1. Rendre les services accessibles

Si les services ne sont pas accessibles, certaines personnes handicapées ne pourront pas en profiter pleinement. Il se peut qu'elles soient obligées de ramper sur le sol pour utiliser les toilettes ou qu'elles se souillent en attendant de l'aide. Commencez donc dès maintenant à faire en sorte que tous les prestataires de services d'EAH reconnaissent leur responsabilité, qui consiste à fournir des services pour tous, et agissent en conséquence.

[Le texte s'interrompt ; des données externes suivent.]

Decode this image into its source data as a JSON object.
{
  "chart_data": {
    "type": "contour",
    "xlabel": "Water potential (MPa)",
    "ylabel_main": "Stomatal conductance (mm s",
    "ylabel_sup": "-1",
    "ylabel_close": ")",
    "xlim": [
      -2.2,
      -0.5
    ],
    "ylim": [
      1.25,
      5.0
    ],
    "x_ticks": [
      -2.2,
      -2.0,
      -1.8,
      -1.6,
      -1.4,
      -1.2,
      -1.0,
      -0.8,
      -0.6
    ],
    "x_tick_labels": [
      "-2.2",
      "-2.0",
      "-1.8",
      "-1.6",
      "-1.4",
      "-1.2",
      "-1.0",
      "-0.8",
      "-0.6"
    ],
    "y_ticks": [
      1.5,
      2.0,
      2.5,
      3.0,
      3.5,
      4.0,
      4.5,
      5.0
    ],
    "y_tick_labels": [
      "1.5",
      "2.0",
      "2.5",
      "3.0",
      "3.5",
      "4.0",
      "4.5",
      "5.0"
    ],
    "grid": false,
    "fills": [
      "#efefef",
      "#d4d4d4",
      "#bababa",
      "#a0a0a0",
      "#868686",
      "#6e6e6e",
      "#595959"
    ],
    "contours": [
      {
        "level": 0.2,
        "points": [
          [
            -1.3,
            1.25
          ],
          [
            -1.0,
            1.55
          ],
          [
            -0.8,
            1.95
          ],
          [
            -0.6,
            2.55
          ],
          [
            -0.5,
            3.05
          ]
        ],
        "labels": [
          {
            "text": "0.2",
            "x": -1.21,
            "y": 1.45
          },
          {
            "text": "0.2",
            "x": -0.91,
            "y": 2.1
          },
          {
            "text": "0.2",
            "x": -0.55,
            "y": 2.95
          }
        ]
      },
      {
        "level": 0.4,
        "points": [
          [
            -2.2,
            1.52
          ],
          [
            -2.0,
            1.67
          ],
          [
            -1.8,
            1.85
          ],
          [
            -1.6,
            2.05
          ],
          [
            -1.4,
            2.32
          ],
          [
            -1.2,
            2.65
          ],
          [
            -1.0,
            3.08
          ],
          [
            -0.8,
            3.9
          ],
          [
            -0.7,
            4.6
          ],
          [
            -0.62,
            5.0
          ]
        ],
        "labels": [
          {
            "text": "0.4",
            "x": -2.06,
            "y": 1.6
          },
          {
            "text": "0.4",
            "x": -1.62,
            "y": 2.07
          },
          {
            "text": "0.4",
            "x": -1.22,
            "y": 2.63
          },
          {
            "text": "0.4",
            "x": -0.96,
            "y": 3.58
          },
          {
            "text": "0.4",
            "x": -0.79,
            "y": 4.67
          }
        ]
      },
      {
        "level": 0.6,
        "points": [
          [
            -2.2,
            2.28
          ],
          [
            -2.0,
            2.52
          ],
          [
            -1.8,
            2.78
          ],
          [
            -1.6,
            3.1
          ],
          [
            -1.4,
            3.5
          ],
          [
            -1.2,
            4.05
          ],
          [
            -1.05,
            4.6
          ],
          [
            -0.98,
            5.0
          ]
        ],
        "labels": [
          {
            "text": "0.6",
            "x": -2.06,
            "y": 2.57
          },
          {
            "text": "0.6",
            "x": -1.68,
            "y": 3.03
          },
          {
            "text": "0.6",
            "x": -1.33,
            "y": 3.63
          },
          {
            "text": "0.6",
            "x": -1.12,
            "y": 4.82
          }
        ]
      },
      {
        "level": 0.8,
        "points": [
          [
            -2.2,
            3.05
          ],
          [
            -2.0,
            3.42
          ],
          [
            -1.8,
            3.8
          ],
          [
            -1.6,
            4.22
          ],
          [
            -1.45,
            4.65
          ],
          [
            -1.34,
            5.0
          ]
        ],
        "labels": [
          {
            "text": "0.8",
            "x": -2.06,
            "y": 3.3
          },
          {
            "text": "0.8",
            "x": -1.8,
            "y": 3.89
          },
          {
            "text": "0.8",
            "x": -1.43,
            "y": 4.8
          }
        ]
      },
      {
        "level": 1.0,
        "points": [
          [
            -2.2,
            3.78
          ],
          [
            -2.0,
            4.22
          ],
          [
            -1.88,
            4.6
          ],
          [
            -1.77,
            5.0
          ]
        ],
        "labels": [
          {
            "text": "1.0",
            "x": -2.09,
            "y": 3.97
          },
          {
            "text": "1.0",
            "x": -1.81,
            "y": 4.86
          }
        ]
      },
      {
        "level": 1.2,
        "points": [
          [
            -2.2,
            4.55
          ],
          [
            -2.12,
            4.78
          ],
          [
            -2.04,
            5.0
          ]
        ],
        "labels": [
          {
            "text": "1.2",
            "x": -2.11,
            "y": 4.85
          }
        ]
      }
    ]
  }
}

Encouragez des concepts d'EAH simples et abordables pour les ménages, et intégrez l'EAH à la conception des écoles et des hôpitaux. Lancez de nouvelles collaborations et de nouveaux partenariats avec des spécialistes de l'EAH, du handicap, de l'enseignement et de la santé afin d'intégrer le handicap au développement. Mettez à disposition les ressources adéquates et soyez responsables de leur utilisation afin d'en faire profiter au maximum les personnes handicapées.

2. Mettre fin à la discrimination

La discrimination témoignée à l'encontre des personnes handicapées leur interdit souvent l'accès aux services. On peut les empêcher d'utiliser un robinet en raison de la stigmatisation sociale et des croyances traditionnelles selon lesquelles elles sont « sales , ou les insulter lorsqu'elles tentent d'utiliser des toilettes publiques. Il est donc temps de soutenir les campagnes de sensibilisation à l'accessibilité, qui mettent en lumière les problèmes affectant les personnes handicapées, et d'y répondre. Commencez à travailler activement avec le gouvernement, les acteurs du secteur privé et les professionnels pour promouvoir les moyens permettant aux personnes handicapées de revendiquer leurs droits à l'eau et à l'assainissement.

3. Être inclusif

La plupart des politiques et des normes ne tiennent pas compte des besoins des personnes handicapées. Les informations ne sont pas accessibles, de sorte que les personnes ne connaissent pas leurs droits, les bonnes pratiques et les options qui s'offrent à elles. Elles ne sont pas impliquées dans la prise de décision, ce qui peut conduire à une conception inappropriée des services. Commencez donc dès maintenant à améliorer la manière dont vous communiquez sur les services d'EAH : faites-le de façon accessible et compréhensible par tous. Invitez proactivement les personnes handicapées et les associations qui les représentent à participer aux débats politiques et à la conception des services qu'elles utiliseront.

Plus d'excuses

Il est temps d'ouvrir la voie pour permettre aux personnes handicapées déterminées, créatives et optimistes d'améliorer leur vie. Les gouvernements, les donateurs, les entreprises, les communautés et les ONG telles que WaterAid doivent tous agir maintenant pour assurer l'expansion des services AEH qui sont inclusifs et accessibles à tous. Le temps passe, et nous devons passer à l'acte dès maintenant.